Kepatuhan Penderita Kusta
Penderita kusta (lepra) harus patuh meminum obat Multi-Drug Therapy (MDT) secara teratur selama 6-12 bulan untuk sembuh total dan mencegah kecacatan, bahkan obat ini gratis di Puskesmas. Setelah dosis pertama, kusta umumnya tidak lagi menularkan penyakit. Penting untuk menjaga kelembaban kulit, mencegah luka, merawat saraf yang terdampak, serta meningkatkan daya tahan tubuh agar reaksi kusta dapat ditekan.
Berikut adalah tips untuk penderita kusta berdasarkan berbagai sumber:
Kepatuhan Pengobatan (MDT):
Minum obat MDT tepat waktu. Tipe kering (PB) butuh 6 blister (6 bulan), tipe basah (MB) butuh 12 blister (12 bulan).
Jangan berhenti minum obat meskipun gejala sudah hilang sebelum waktu pengobatan selesai.
Kusta bisa disembuhkan, dan segera setelah pengobatan dimulai, kusta tidak lagi menularkan penyakit.
Perawatan Diri dan Pencegahan Kecacatan:
Perawatan Tangan/Kaki Mati Rasa: Rendam tangan atau kaki dalam air biasa selama 20 menit, gosok bagian kulit yang tebal/keras dengan batu apung, lalu oleskan minyak zaitun atau losion untuk menjaga kelembapan.
Perawatan Saraf: Jika jari-jari lemah, ikat dengan karet gelang, lalu pisahkan dan rapatkan secara berulang-ulang untuk melatih otot.
Pemeriksaan Mandiri: Periksa kulit dan saraf tepi secara rutin.

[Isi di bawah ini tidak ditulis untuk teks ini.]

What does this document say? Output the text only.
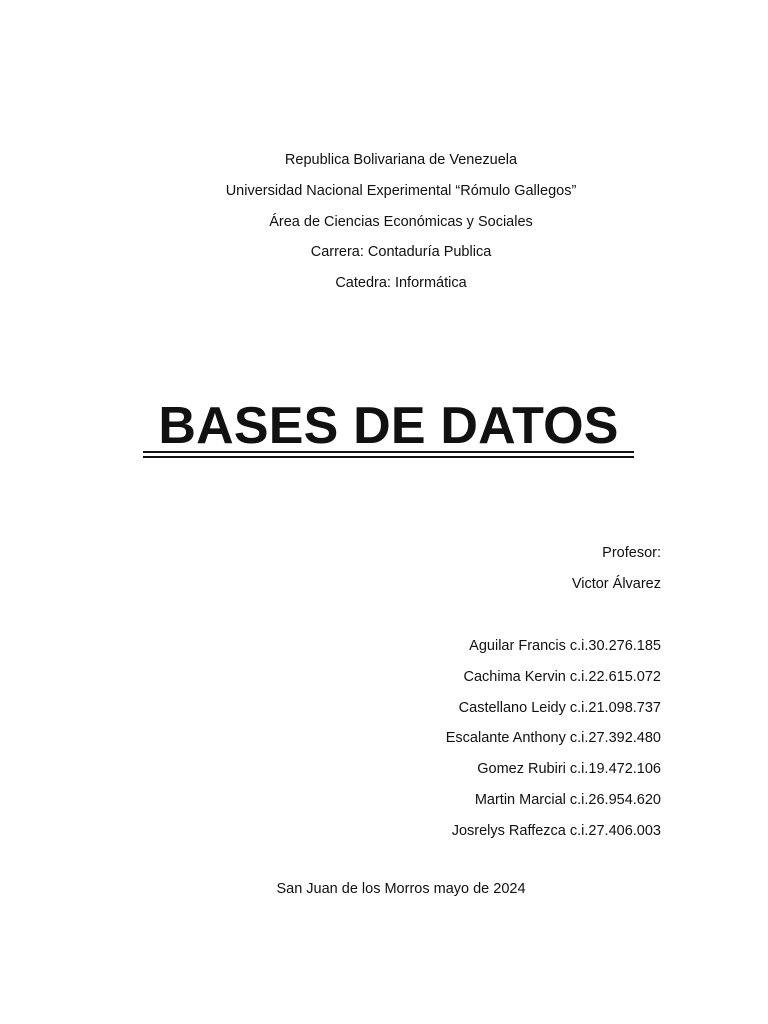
Republica Bolivariana de Venezuela
Universidad Nacional Experimental “Rómulo Gallegos”
Área de Ciencias Económicas y Sociales
Carrera: Contaduría Publica
Catedra: Informática
BASES DE DATOS
Profesor:
Victor Álvarez
Aguilar Francis c.i.30.276.185
Cachima Kervin c.i.22.615.072
Castellano Leidy c.i.21.098.737
Escalante Anthony c.i.27.392.480
Gomez Rubiri c.i.19.472.106
Martin Marcial c.i.26.954.620
Josrelys Raffezca c.i.27.406.003
San Juan de los Morros mayo de 2024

Waspadai bercak putih/merah yang mati rasa.
Hindari Luka: Gunakan alas kaki dan sarung tangan untuk melindungi bagian tubuh yang mati rasa dari cedera.
Gaya Hidup dan Nutrisi:
Meningkatkan imunitas tubuh dengan makanan bergizi untuk mempercepat penyembuhan.
Kurangi konsumsi makanan tinggi gula karena dapat menurunkan kekebalan tubuh.
Kusta tidak menular melalui sentuhan biasa, bersalaman, atau duduk bersama.
Tindak Lanjut Medis:
Kontrol ke Puskesmas sebulan sekali untuk memantau pengobatan.
Segera temui dokter jika ada reaksi kusta (tanda-tanda peradangan) meskipun pengobatan sudah selesai.
Penting untuk diingat bahwa kusta bukanlah kutukan dan stigma harus dilawan dengan pemahaman yang benar.